Walid tells us that the one condition consolidating all Palestinians, in exile, in prisons, and in occupied land is a condition of yearning. A yearning not to a past that Palestinians once had recorded in collective memories, but to a future that their collective imaginary is fixated on, a future of return and liberation. A return not to the Palestine of the mandate, but to the liberated Palestine that superimposes an intact Palestinian collective consciousness over an intact Palestinian territory. In a recorded interview, Walid confesses his yearning for the Mediterranean Sea, for a quiet house on a quiet hill with a mute dog that does not disturb his quiet, he yearned for the memory of a Palestine that is yet to be created, that he did not witness but that he urged those who read him to create.

I want to assert that I only write because I want to remain steadfast and stalwart in captivity. My writing is not a testament to my love of poetic language or my desire to be published. The majority of what I have written was letters to my wife and siblings and friends, that people who are far more prolific than me found some literary value in. Because when your body is buried underneath tons of concrete and metal and barbed wires, in front of this overwhelming truth, if left to sensory and rudimentary cognitive capacities, confronting this reality might lead you to madness. And madness under a deranged reality is the culmination of cognition, where the imaginative mind creates another reality that bypasses the prison walls. I think of writing as an operation of bypassing, of breaking out of those walls. I try to do it every day. It is the tunnel that I dug under their walls that moors me to life outside, to what concerns my people in Palestine and the Arab world. This should not imply that my writing is a dissociation from my reality inside the prison. On the contrary, as much as it is a creation of textual reality, writing is a methodological tool to deconstruct and make sense of my reality as a prisoner.

Reeling from yet another war that Israel has waged against our people in Palestine, with a scale of death and destruction that surpasses our abilities to comprehend it, we, similar to Walid, are faced with diverging trajectories.

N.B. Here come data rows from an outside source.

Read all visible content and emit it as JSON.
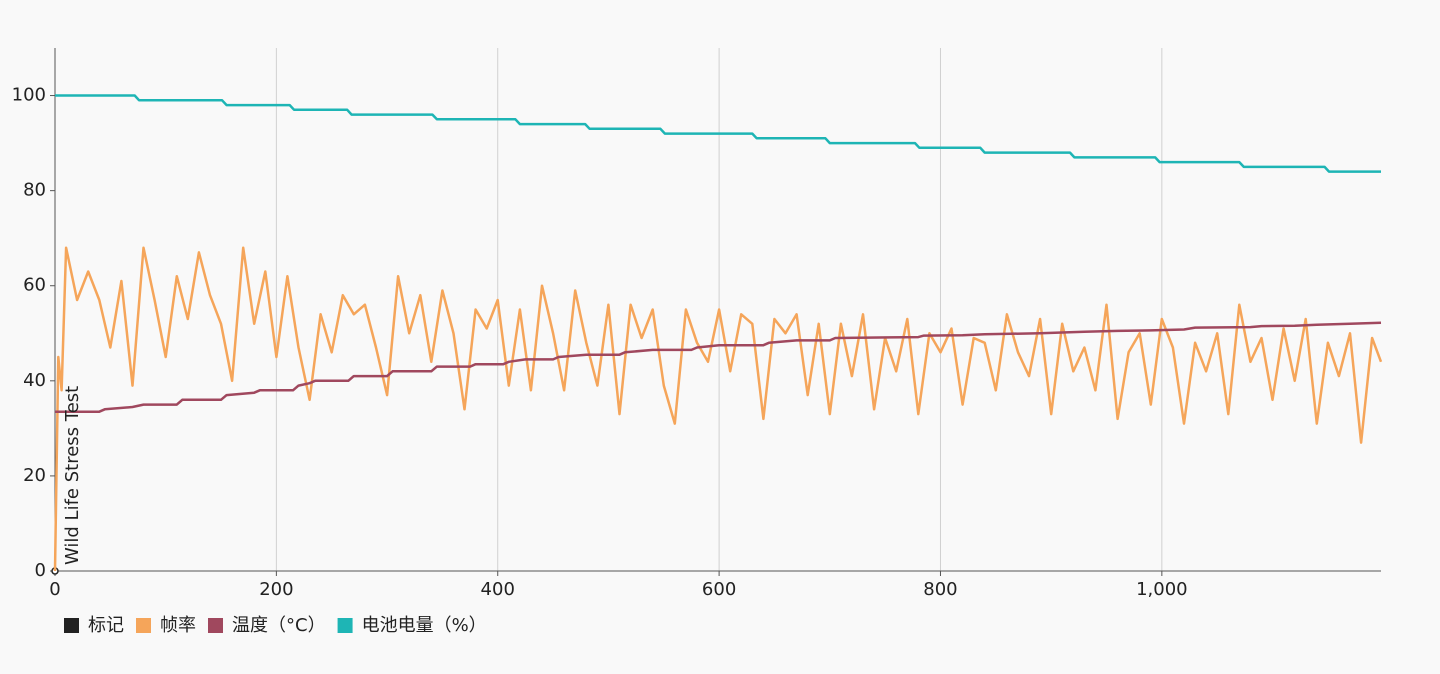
{
  "chart_data": {
    "type": "line",
    "xlim": [
      0,
      1198
    ],
    "ylim": [
      0,
      110
    ],
    "xticks": [
      0,
      200,
      400,
      600,
      800,
      {
        "value": 1000,
        "label": "1,000"
      }
    ],
    "yticks": [
      0,
      20,
      40,
      60,
      80,
      100
    ],
    "grid": "x",
    "legend": "bottom-left",
    "annotations": [
      {
        "text": "Wild Life Stress Test",
        "x": 0
      }
    ],
    "series": [
      {
        "name": "标记",
        "color": "#222222",
        "x": [
          0
        ],
        "values": [
          0
        ]
      },
      {
        "name": "帧率",
        "color": "#f5a55a",
        "x": [
          0,
          3,
          6,
          10,
          20,
          30,
          40,
          50,
          60,
          70,
          80,
          90,
          100,
          110,
          120,
          130,
          140,
          150,
          160,
          170,
          180,
          190,
          200,
          210,
          220,
          230,
          240,
          250,
          260,
          270,
          280,
          290,
          300,
          310,
          320,
          330,
          340,
          350,
          360,
          370,
          380,
          390,
          400,
          410,
          420,
          430,
          440,
          450,
          460,
          470,
          480,
          490,
          500,
          510,
          520,
          530,
          540,
          550,
          560,
          570,
          580,
          590,
          600,
          610,
          620,
          630,
          640,
          650,
          660,
          670,
          680,
          690,
          700,
          710,
          720,
          730,
          740,
          750,
          760,
          770,
          780,
          790,
          800,
          810,
          820,
          830,
          840,
          850,
          860,
          870,
          880,
          890,
          900,
          910,
          920,
          930,
          940,
          950,
          960,
          970,
          980,
          990,
          1000,
          1010,
          1020,
          1030,
          1040,
          1050,
          1060,
          1070,
          1080,
          1090,
          1100,
          1110,
          1120,
          1130,
          1140,
          1150,
          1160,
          1170,
          1180,
          1190,
          1198
        ],
        "values": [
          0,
          45,
          38,
          68,
          57,
          63,
          57,
          47,
          61,
          39,
          68,
          57,
          45,
          62,
          53,
          67,
          58,
          52,
          40,
          68,
          52,
          63,
          45,
          62,
          47,
          36,
          54,
          46,
          58,
          54,
          56,
          47,
          37,
          62,
          50,
          58,
          44,
          59,
          50,
          34,
          55,
          51,
          57,
          39,
          55,
          38,
          60,
          50,
          38,
          59,
          48,
          39,
          56,
          33,
          56,
          49,
          55,
          39,
          31,
          55,
          48,
          44,
          55,
          42,
          54,
          52,
          32,
          53,
          50,
          54,
          37,
          52,
          33,
          52,
          41,
          54,
          34,
          49,
          42,
          53,
          33,
          50,
          46,
          51,
          35,
          49,
          48,
          38,
          54,
          46,
          41,
          53,
          33,
          52,
          42,
          47,
          38,
          56,
          32,
          46,
          50,
          35,
          53,
          47,
          31,
          48,
          42,
          50,
          33,
          56,
          44,
          49,
          36,
          51,
          40,
          53,
          31,
          48,
          41,
          50,
          27,
          49,
          44
        ]
      },
      {
        "name": "温度（°C）",
        "color": "#a0485e",
        "x": [
          0,
          40,
          45,
          70,
          80,
          110,
          115,
          150,
          155,
          180,
          185,
          215,
          220,
          230,
          235,
          265,
          270,
          300,
          305,
          340,
          345,
          375,
          380,
          405,
          410,
          425,
          450,
          455,
          480,
          510,
          515,
          540,
          575,
          580,
          600,
          640,
          645,
          670,
          700,
          705,
          780,
          785,
          820,
          840,
          890,
          930,
          960,
          990,
          1020,
          1030,
          1080,
          1090,
          1120,
          1140,
          1170,
          1198
        ],
        "values": [
          33.5,
          33.5,
          34,
          34.5,
          35,
          35,
          36,
          36,
          37,
          37.5,
          38,
          38,
          39,
          39.5,
          40,
          40,
          41,
          41,
          42,
          42,
          43,
          43,
          43.5,
          43.5,
          44,
          44.5,
          44.5,
          45,
          45.5,
          45.5,
          46,
          46.5,
          46.5,
          47,
          47.5,
          47.5,
          48,
          48.5,
          48.5,
          49,
          49.2,
          49.5,
          49.6,
          49.8,
          50,
          50.3,
          50.5,
          50.6,
          50.8,
          51.2,
          51.3,
          51.5,
          51.6,
          51.8,
          52,
          52.2
        ]
      },
      {
        "name": "电池电量（%）",
        "color": "#1eb5b5",
        "x": [
          0,
          72,
          76,
          151,
          155,
          212,
          216,
          264,
          268,
          341,
          345,
          416,
          420,
          479,
          483,
          547,
          551,
          630,
          634,
          696,
          700,
          777,
          781,
          836,
          840,
          917,
          921,
          994,
          998,
          1070,
          1074,
          1147,
          1151,
          1198
        ],
        "values": [
          100,
          100,
          99,
          99,
          98,
          98,
          97,
          97,
          96,
          96,
          95,
          95,
          94,
          94,
          93,
          93,
          92,
          92,
          91,
          91,
          90,
          90,
          89,
          89,
          88,
          88,
          87,
          87,
          86,
          86,
          85,
          85,
          84,
          84
        ]
      }
    ]
  }
}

The first one glares at the Palestinian condition with a romanticization of what could have been and crumbles with despair when glancing at the present. The second is an intentional scientific inquiry that is committed to naming Zionist violence that extends beyond the statistics of destruction. Walid points to Searing Consciousness to urge against romanticization and despair. He considers romanticization to be a symptom of inability, thinking through how we romanticize prisoners because we are unable to liberate them, and despair to be a tempting opulence that we cannot afford.

The question for Walid is not concerned with sentiment, instead, it demands a serious analysis of conditions and selves that intentionally deviates from distortive self-protective perceptions. For Walid, the question demands the protection of a consciousness that remains intact despite fissures in land, a program that invests in a cohesive identity and in a solid collective that is not so threatened with reality that it forgives itself for consistently looking away from it. With that, Walid guarantees to us that we cannot change what we cannot name, and that naming requires a discipline that resists the distractions of symptoms – that sits with those symptoms to deconstruct them but is not led astray by them, that scientifically identifies the operations that are behind those symptoms and then consciously defies them.

Ghina Abi-Ghannam is a graduate student from Beirut, currently completing her PhD in Critical Social Psychology at The Graduate Center, City University of New York.